Bill Gates shares the secret to retaining talent in the AI space

We bang on all the time about the skills gap and how it continues to grow, and while there may not be an immediate solution to address the issue, Bill Gates might have a solution for those wishing to retain their existing talent. Sure, you could throw money at the problem, but take it from the world’s richest man, money isn’t always the best solution. 

According to Gates, who spoke at the Bloomberg New Economy Forum in Beijing on Thursday, the key to retaining talent in the AI space was to allow employees to openly share their research with the wider world. Sure, that may sound counterproductive for companies wishing to protect their IP, but Gates noted that the scientific community has long bred success through openness, and the AI community needs to do the same. 

Gates was discussing the China-US trade war during the event in Beijing, where he noted that it made no sense for countries to try and keep their research secret from one another. In fact, he said it would be almost impossible for those countries that wanted to keep their research a secret, commenting, “AI is very hard to put back in the bottle,” and that “whoever has an open system will get massively ahead.”

The China-US trade war is breeding an arms race in the AI space, however. Each country wants a competitive advantage over the other, and it’s led to some rather radical moves from the US government, such as the attacks on Huawei. This ill feeling between the two countries could spill over to employees in those nations also, who may not want to share projects with researchers in the other country, even if they could improve their own technology. 

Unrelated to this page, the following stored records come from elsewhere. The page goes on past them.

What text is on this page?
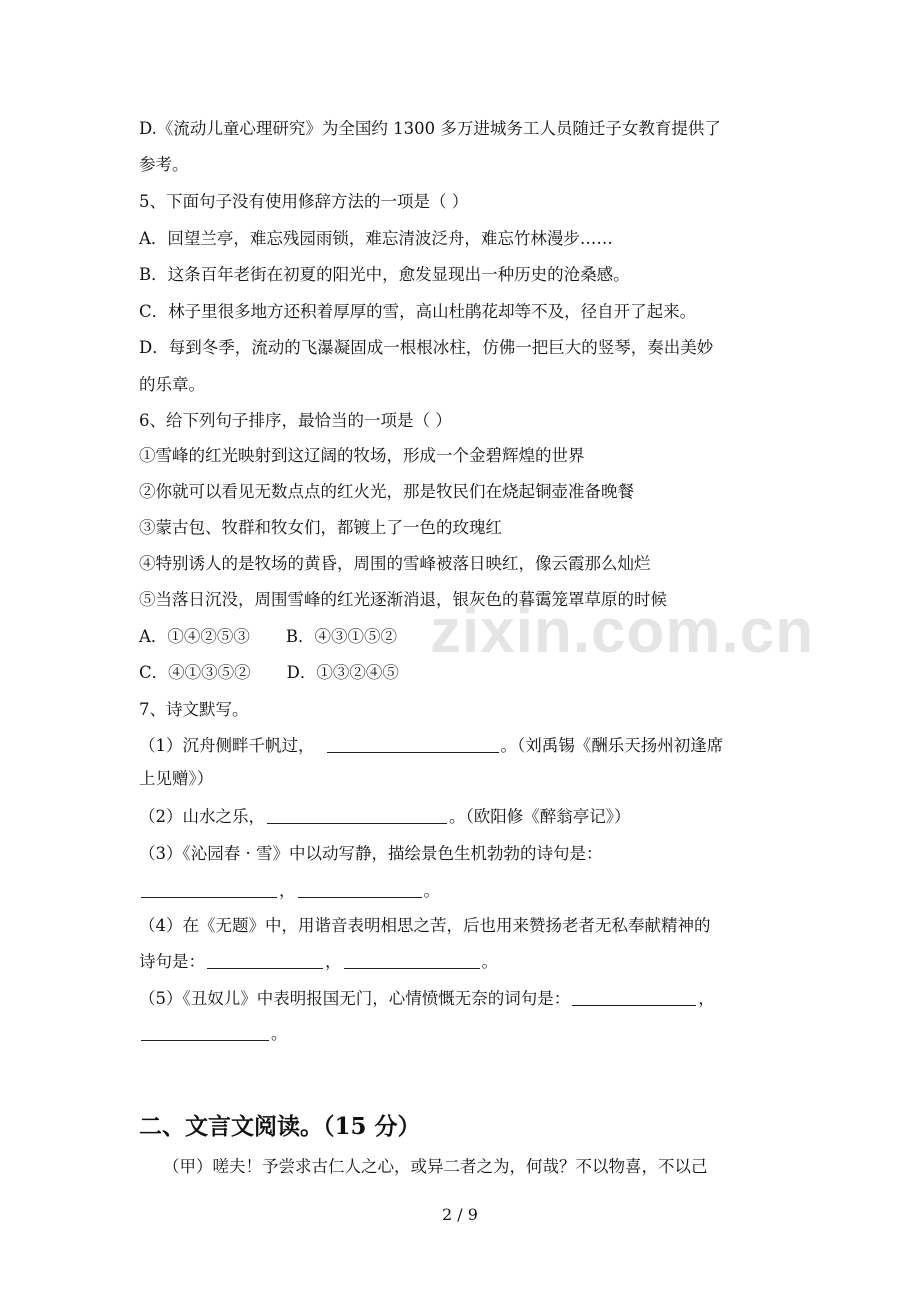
zixin.com.cn
D.《流动儿童心理研究》为全国约 1300 多万进城务工人员随迁子女教育提供了
参考。
5、下面句子没有使用修辞方法的一项是（ ）
A．回望兰亭，难忘残园雨锁，难忘清波泛舟，难忘竹林漫步……
B．这条百年老街在初夏的阳光中，愈发显现出一种历史的沧桑感。
C．林子里很多地方还积着厚厚的雪，高山杜鹃花却等不及，径自开了起来。
D．每到冬季，流动的飞瀑凝固成一根根冰柱，仿佛一把巨大的竖琴，奏出美妙
的乐章。
6、给下列句子排序，最恰当的一项是（ ）
①雪峰的红光映射到这辽阔的牧场，形成一个金碧辉煌的世界
②你就可以看见无数点点的红火光，那是牧民们在烧起铜壶准备晚餐
③蒙古包、牧群和牧女们，都镀上了一色的玫瑰红
④特别诱人的是牧场的黄昏，周围的雪峰被落日映红，像云霞那么灿烂
⑤当落日沉没，周围雪峰的红光逐渐消退，银灰色的暮霭笼罩草原的时候
A．①④②⑤③ B．④③①⑤②
C．④①③⑤② D．①③②④⑤
7、诗文默写。
（1）沉舟侧畔千帆过，	。（刘禹锡《酬乐天扬州初逢席
上见赠》）
（2）山水之乐，	。（欧阳修《醉翁亭记》）
（3）《沁园春 · 雪》中以动写静，描绘景色生机勃勃的诗句是：
，	。
（4）在《无题》中，用谐音表明相思之苦，后也用来赞扬老者无私奉献精神的
诗句是：	，	。
（5）《丑奴儿》中表明报国无门，心情愤慨无奈的词句是：	，
。
二、文言文阅读。（15 分）
（甲）嗟夫！予尝求古仁人之心，或异二者之为，何哉？不以物喜，不以己
2 / 9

Thankfully, the tech community has largely embraced collaboration. Especially those working on groundbreaking research; you’re going to want to share it with the world. And according to Gates, employees that can share their research with the world are supposedly happier than those that don’t. In fact, he admitted that it was a big motivating factor for why Microsoft retains its AI talent compared to salary alone. 

“We gladly pay their salaries, but if we didn’t have that publishing approach, those people would go and work somewhere else,” Gates said.